Il ne sera par ailleurs pas alloué de dépens, étant relevé que la recourante comparaît en personne (art. 95 al. 3 let. c CPC a contrario).

* * * * *

PAR CES MOTIFS,
La Chambre civile :

A la forme :

Déclare recevable le recours interjeté par la CAISSE CANTONALE GENEVOISE DE COMPENSATION CCGC-AVS contre le jugement JTPI/12975/2016 rendu le 14 octobre 2016 par le Tribunal de première instance dans la cause C/12757/2016-9 SML.

Au fond :

Annule ce jugement et, cela fait, renvoie la cause au Tribunal de première instance pour nouvelle décision.

Sur les frais :

Dit qu'il n'est pas perçu de frais judiciaires pour la procédure de recours.
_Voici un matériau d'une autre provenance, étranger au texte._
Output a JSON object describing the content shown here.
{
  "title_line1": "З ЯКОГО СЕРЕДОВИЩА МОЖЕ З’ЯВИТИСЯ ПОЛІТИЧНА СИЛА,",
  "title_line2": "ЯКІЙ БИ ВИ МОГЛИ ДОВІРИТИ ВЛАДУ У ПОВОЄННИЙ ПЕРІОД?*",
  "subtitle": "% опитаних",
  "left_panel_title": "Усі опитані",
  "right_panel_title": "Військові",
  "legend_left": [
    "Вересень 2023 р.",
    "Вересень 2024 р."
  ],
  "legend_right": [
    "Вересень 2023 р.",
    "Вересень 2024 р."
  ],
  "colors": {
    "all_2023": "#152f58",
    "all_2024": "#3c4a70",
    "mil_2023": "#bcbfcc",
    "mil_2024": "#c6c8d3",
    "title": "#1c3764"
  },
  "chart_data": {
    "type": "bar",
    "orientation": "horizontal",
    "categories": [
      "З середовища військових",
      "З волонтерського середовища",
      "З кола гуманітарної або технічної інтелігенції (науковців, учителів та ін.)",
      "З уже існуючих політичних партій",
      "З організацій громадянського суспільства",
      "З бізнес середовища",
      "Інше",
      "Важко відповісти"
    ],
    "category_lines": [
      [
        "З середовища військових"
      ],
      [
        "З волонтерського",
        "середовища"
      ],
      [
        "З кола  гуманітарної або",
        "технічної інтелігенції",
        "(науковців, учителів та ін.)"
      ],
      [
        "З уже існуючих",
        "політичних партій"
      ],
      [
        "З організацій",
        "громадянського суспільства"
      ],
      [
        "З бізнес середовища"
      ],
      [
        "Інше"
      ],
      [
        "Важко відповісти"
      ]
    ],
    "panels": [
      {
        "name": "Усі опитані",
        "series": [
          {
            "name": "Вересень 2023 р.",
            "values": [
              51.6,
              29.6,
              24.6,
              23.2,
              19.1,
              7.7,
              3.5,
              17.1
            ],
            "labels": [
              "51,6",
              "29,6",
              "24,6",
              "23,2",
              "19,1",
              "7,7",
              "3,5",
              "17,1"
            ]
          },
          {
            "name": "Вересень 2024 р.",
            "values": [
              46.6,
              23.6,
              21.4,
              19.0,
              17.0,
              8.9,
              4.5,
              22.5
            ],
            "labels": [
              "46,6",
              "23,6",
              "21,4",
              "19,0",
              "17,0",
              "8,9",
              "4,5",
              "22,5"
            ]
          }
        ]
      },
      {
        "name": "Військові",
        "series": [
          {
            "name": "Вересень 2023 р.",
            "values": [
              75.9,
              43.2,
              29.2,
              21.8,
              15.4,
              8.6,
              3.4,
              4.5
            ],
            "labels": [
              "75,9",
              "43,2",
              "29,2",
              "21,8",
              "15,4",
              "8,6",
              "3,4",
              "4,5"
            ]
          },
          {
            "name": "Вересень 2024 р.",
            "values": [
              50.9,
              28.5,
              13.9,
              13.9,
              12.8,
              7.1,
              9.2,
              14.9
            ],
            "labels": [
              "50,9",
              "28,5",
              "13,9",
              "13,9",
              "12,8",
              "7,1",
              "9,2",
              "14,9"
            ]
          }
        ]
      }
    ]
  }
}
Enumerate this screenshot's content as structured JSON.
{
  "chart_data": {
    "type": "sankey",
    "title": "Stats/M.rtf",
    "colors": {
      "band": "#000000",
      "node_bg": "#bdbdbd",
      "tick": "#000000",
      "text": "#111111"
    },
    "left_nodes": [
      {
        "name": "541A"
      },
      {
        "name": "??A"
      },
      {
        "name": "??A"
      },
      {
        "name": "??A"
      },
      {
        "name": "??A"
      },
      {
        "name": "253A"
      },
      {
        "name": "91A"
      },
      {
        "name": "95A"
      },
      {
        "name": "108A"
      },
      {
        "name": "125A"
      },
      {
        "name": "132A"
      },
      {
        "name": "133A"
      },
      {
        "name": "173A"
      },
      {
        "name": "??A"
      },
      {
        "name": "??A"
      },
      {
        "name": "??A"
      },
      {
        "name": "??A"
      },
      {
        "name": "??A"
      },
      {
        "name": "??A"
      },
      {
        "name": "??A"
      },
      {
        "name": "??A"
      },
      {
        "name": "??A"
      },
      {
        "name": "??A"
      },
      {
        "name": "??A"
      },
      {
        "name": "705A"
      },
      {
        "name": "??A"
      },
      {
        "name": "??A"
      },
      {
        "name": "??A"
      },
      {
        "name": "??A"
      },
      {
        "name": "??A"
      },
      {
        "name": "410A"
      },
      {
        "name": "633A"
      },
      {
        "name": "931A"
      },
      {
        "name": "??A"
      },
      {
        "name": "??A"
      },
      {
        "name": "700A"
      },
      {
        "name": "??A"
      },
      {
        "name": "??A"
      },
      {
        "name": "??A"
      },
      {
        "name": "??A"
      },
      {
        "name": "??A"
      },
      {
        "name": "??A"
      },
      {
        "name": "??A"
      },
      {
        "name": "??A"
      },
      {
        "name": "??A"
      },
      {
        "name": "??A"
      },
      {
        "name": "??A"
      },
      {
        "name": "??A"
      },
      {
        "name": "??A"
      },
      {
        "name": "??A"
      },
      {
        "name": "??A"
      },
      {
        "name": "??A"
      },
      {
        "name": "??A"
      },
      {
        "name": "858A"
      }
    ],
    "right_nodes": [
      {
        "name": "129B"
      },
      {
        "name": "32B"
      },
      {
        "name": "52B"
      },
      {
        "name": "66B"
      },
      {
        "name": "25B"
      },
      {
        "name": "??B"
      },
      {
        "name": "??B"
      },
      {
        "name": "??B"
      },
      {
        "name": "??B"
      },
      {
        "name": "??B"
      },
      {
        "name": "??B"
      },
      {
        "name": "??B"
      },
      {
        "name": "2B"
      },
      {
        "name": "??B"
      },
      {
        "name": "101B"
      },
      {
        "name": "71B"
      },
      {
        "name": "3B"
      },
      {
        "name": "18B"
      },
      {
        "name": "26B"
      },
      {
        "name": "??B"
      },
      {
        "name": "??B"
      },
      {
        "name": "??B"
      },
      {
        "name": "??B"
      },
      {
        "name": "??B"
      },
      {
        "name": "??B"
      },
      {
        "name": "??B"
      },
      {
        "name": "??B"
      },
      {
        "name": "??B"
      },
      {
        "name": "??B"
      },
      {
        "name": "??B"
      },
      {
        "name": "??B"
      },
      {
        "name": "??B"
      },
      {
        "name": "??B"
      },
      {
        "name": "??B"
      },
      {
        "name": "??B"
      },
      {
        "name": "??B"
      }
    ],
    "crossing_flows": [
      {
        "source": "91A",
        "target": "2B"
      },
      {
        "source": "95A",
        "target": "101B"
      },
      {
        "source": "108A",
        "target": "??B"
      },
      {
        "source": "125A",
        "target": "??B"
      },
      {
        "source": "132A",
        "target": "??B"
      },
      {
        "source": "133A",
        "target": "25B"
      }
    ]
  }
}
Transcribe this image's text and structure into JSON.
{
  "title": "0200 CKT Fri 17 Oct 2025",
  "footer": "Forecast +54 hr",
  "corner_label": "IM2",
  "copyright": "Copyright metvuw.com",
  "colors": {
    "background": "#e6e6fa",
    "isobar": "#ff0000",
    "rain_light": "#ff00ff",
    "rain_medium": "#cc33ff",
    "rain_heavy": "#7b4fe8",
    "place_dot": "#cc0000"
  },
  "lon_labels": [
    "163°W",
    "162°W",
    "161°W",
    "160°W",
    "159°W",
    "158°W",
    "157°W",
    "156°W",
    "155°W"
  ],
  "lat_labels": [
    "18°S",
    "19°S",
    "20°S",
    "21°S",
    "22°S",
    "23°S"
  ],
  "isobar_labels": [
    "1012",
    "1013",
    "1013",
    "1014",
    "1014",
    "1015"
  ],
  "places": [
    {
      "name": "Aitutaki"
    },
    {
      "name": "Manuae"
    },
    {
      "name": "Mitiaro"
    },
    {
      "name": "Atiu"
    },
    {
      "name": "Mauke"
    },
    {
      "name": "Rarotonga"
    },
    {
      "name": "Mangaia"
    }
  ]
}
Invite les Services financiers du Pouvoir judiciaire à restituer la somme de 1'500 fr. à la CAISSE DE COMPENSATION CCGC-AVS.

Dit qu'il n'est pas alloué de dépens.

Siégeant :

Madame Fabienne GEISINGER-MARIETHOZ, présidente; Monsieur Laurent RIEBEN et Monsieur Ivo BUETTI, juges; Madame Céline FERREIRA, greffière.

 

La présidente :

Fabienne GEISINGER-MARIETHOZ

 

La greffière :

Céline FERREIRA

 

 

 

 

Indication des voies de recours :

 

Conformément aux art. 72 ss de la loi fédérale sur le Tribunal fédéral du 17 juin 2005 (LTF : RS 173.110), le présent arrêt peut être porté dans les trente jours qui suivent sa notification avec expédition complète (art. 100 al. 1 LTF) par-devant le Tribunal fédéral par la voie du recours en matière civile.

 

Le recours doit être adressé au Tribunal fédéral, 1000 Lausanne 14.

 

Valeur litigieuse des conclusions pécuniaires au sens de la LTF supérieure ou égale à 30'000 fr.